D.V. Makagon, E.L. Syromyatnikov
This article focuses on several approaches to barrier synchronization hardware support in high-speed interconnection networks with multi-dimensional torus topology.
The barrier synchronization is a key element of a wide range of parallel algorithms; it is the efficiency of its implementation that very often restricts the scalability of applications when running on a large number of compute nodes.
The basic definitions of a process, a task, a communication operation, a synchronization operation and synchronization guarantees are given in the first section of the article.
In the next two sections the basic types of synchronization guarantees and operations are specified.
The following sections describe the barrier and half-barrier synchronization for one-sided communications and non-blocking operations, as well as a multiphase barrier algorithm, designed to overcome the constraints and shortcomings of other methods.

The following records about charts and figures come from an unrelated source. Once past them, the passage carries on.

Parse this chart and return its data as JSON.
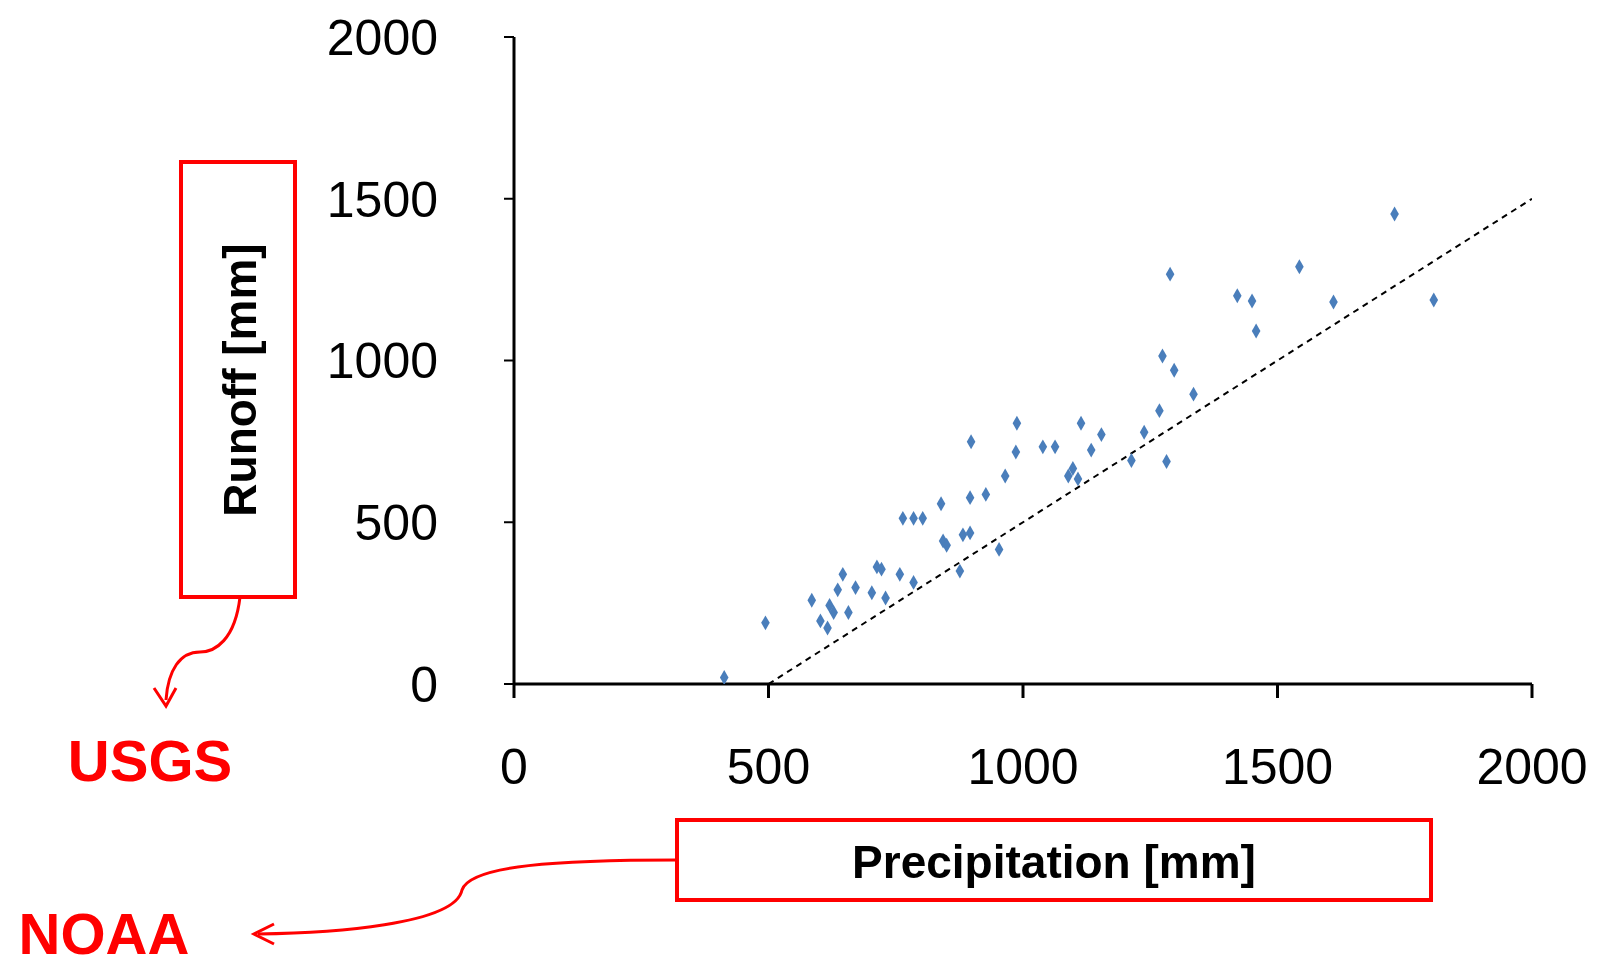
{
  "chart_data": {
    "type": "scatter",
    "xlabel": "Precipitation  [mm]",
    "ylabel": "Runoff  [mm]",
    "xlim": [
      0,
      2000
    ],
    "ylim": [
      0,
      2000
    ],
    "xticks": [
      0,
      500,
      1000,
      1500,
      2000
    ],
    "yticks": [
      0,
      500,
      1000,
      1500,
      2000
    ],
    "marker": "diamond",
    "annotations": [
      "USGS",
      "NOAA"
    ],
    "series": [
      {
        "color": "#4a7ebb",
        "x": [
          413,
          494,
          585,
          602,
          616,
          620,
          628,
          636,
          646,
          657,
          671,
          703,
          713,
          722,
          730,
          758,
          764,
          785,
          785,
          803,
          839,
          843,
          850,
          876,
          882,
          896,
          898,
          896,
          927,
          953,
          965,
          986,
          988,
          1039,
          1063,
          1089,
          1098,
          1108,
          1114,
          1134,
          1154,
          1213,
          1238,
          1268,
          1274,
          1282,
          1289,
          1297,
          1335,
          1421,
          1450,
          1458,
          1543,
          1610,
          1730,
          1807
        ],
        "values": [
          20,
          189,
          259,
          195,
          173,
          243,
          221,
          291,
          339,
          221,
          298,
          282,
          362,
          355,
          266,
          339,
          512,
          314,
          512,
          512,
          557,
          442,
          429,
          349,
          461,
          467,
          749,
          576,
          586,
          416,
          643,
          717,
          806,
          733,
          733,
          643,
          666,
          634,
          806,
          723,
          771,
          691,
          778,
          845,
          1014,
          688,
          1267,
          970,
          896,
          1200,
          1184,
          1091,
          1290,
          1181,
          1453,
          1187
        ]
      },
      {
        "type": "line",
        "color": "#000000",
        "line_style": "dashed",
        "marker": "none",
        "x": [
          500,
          2000
        ],
        "values": [
          0,
          1500
        ]
      }
    ]
  }
}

The implementation possibilities, analytical computations and performance evaluation are presented, based on the generalized model of an interconnection network with multi-dimensional torus topology and compute nodes with x86-based processors and PCI Express network interface cards.
In summary the article gives a comprehensive insight into the problem of implementation of barrier synchronization for high-speed interconnection networks with multi-dimensional torus topology and proposes an algorithm, that provides a topology-aware traffic minimization and is suitable for bothone-sided and two-sided communication models.